Horia Mosadiq: In den größeren Städten gibt es einige Frauenhäuser, aber die reichen bei weitem nicht aus. Und häufig sind nicht nur die Opfer gefährdet, sondern auch die Mitarbeiterinnen der Frauen-häuser, die von den Ehemännern der Opfer bedroht werden. Ich habe eine Frau getroffen, die regelmäßig von ihrem Mann geschlagen und missbraucht wurde, der ein mächtiger Posten-kommandant war. Eines Tages hat sie Klage gegen ihn erhoben. Um sie vor ihm in Sicherheit zu bringen, hat das örtliche Frauenreferat sie in einem Frauenhaus in Kabul untergebracht. Der Ehemann hat alles dran gesetzt, sie zu finden, und dabei auch Mitarbeiterinnen der Frau-enhäuser bedroht. Hilfe zu leisten kann sehr gefährlich sein.

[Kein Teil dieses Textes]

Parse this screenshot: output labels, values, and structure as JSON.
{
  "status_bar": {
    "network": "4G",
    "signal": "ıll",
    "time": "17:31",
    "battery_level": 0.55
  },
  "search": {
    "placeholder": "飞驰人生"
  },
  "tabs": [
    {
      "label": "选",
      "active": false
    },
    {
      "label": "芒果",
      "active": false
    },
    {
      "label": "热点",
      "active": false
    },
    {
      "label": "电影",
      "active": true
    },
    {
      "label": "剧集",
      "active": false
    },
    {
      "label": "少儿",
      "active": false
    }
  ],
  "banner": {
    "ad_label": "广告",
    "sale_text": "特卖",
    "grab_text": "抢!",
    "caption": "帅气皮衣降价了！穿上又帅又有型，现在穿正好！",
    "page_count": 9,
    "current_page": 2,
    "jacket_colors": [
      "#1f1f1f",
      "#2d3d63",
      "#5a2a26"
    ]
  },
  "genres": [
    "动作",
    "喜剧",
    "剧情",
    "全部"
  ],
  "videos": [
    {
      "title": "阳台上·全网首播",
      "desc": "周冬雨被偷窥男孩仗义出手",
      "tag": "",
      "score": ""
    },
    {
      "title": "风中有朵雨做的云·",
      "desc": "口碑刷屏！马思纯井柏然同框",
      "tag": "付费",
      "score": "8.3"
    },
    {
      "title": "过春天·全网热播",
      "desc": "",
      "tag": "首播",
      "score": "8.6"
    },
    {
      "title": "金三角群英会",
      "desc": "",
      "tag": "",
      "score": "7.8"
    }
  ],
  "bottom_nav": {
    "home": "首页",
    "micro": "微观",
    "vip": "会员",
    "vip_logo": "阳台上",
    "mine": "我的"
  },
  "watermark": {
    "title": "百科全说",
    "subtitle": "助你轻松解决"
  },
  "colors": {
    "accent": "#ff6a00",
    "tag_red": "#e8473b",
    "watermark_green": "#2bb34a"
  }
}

BRIGITTE.de: Inwieweit können Aktivistinnen, die für die Rechte der Frauen kämpfen, heute ihre Meinung sagen?

Horia Mosadiq: Sie müssen mit Morddrohungen rechnen und leben in ständiger Angst. In den letzten beiden Jahren wurden mehrere prominente Frauen von den Taliban getötet, zum Beispiel die deutsch-afghanische Frauenrechtlerin Setara Achekzai oder Malalay Kakar, eine hochrangige Polizeibeamtin in Kandahar. Aber nicht nur die Taliban sind gegen diese aktiven Frauen - manchmal sind es auch die eigenen Familienmitglieder.